NIH Director Says U.S. Likely To Spend A Billion On Ebola Fight In Coming Months
By Sandi Doughton, The Seattle Times
SEATTLE — Over the next few months, the United States will probably spend a billion dollars responding to the Ebola outbreak in West Africa, the director of the National Institutes of Health said in Seattle on Wednesday.
Factor in the amount being invested by other nations, and “it’s going to be an enormous number,” Dr. Francis Collins said at a Gates Foundation conference.
But much of that expense could have been avoided had the U.S. and others provided adequate funding to push forward the development of Ebola vaccines and drugs that have been languishing for years, Collins said.
“If one wants to be prepared, it costs money to do so,” he said. “We have been shortchanging that for the past decade, at least in the U.S.”
Collins was part of a panel on Ebola added to an event commemorating the Bill & Melinda Gates Foundation’s Grand Challenges program of innovative health research. The foundation has pledged $50 million to help fight the Ebola epidemic, in which nearly 3,900 people have died and more than 8,000 have been sickened across Liberia, Sierra Leone and Guinea.
While much of that money is going to bolster the on-the-ground response, the foundation is also working to accelerate progress on treatments and vaccines, said Chris Karp, vaccine-team leader for the philanthropy.
Gates is funding efforts to step up production of ZMapp, a promising drug that protected monkeys from Ebola even days after the animals were infected. The drug was administered to a handful of people infected recently, including two American aid workers. They survived, but others who got the drug did not — so it’s still unclear how well it works in humans.
But the current method of producing the drug in tobacco plants is slow, Karp said. Gates provided money to explore large-scale production methods.
The foundation is also funding work on the use of the immune-booster immunoglobulin as a treatment for Ebola, and on methods to isolate and mass produce antibodies that target the virus, including antibodies from people who survived infection.
The World Health Organization is fast-tracking preliminary human trials on two promising vaccines, compressing a process that normally takes four to five years into a few months, said WHO’s Vasee Moorthy.
In collaboration with the British charity Wellcome Trust, the Gates Foundation is assisting in that effort, too, paying for production of the vaccine used in the trials.
An audience member asked why the pharmaceutical giant GlaxoSmithKline, which owns one of the vaccines, doesn’t pay for the production itself so the charities could spend more of their money in the affected countries.
David Vaughn, the GlaxoSmithKline representative on the panel, sidestepped the question, pointing out the need for multiple partners to fund such an ambitious endeavor.

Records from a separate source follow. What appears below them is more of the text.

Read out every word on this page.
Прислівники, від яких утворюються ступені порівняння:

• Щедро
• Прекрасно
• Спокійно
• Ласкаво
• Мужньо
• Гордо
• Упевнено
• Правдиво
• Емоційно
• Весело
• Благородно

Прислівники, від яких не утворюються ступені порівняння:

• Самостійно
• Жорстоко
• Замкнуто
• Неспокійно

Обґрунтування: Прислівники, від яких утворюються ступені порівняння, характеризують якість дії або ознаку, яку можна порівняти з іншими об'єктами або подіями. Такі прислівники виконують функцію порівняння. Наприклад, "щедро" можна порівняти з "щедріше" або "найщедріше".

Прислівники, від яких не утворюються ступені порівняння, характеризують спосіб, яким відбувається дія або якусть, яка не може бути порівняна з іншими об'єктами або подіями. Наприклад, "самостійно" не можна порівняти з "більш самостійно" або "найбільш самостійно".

Vaughn said nine trials could be under way before the end of this year. GlaxoSmithKline is also exploring the unprecedented step of conducting preliminary and advanced trials simultaneously, to more quickly determine if the vaccine is safe and effective.
A British expert who has been modeling the spread of Ebola, said he doubts the drugs or vaccines will be ready in time to have much impact on the current outbreak. The way to bring the virus under control is through the standard tools of public health, such as isolating infected people and tracing their contacts, said Neil Ferguson, of Imperial College, London.
But in countries with threadbare health systems, even those basic measures have been difficult.
The epidemic appears to have leveled off in Guinea, where it was detected early, Ferguson said. But in Sierra Leone, where there was virtually no system to spot and track infections, it continues to build.
The one technological tool that could make a difference now would be a quick way to diagnose the disease, Ferguson added.
The Gates Foundation is working on that, too, Karp said. But, despite his affiliation with a tech-oriented organization, Karp agreed that the immediate answer isn’t new drugs or devices. “The fundamental barriers are not technical,” he said. “They’re systems. They’re resources.”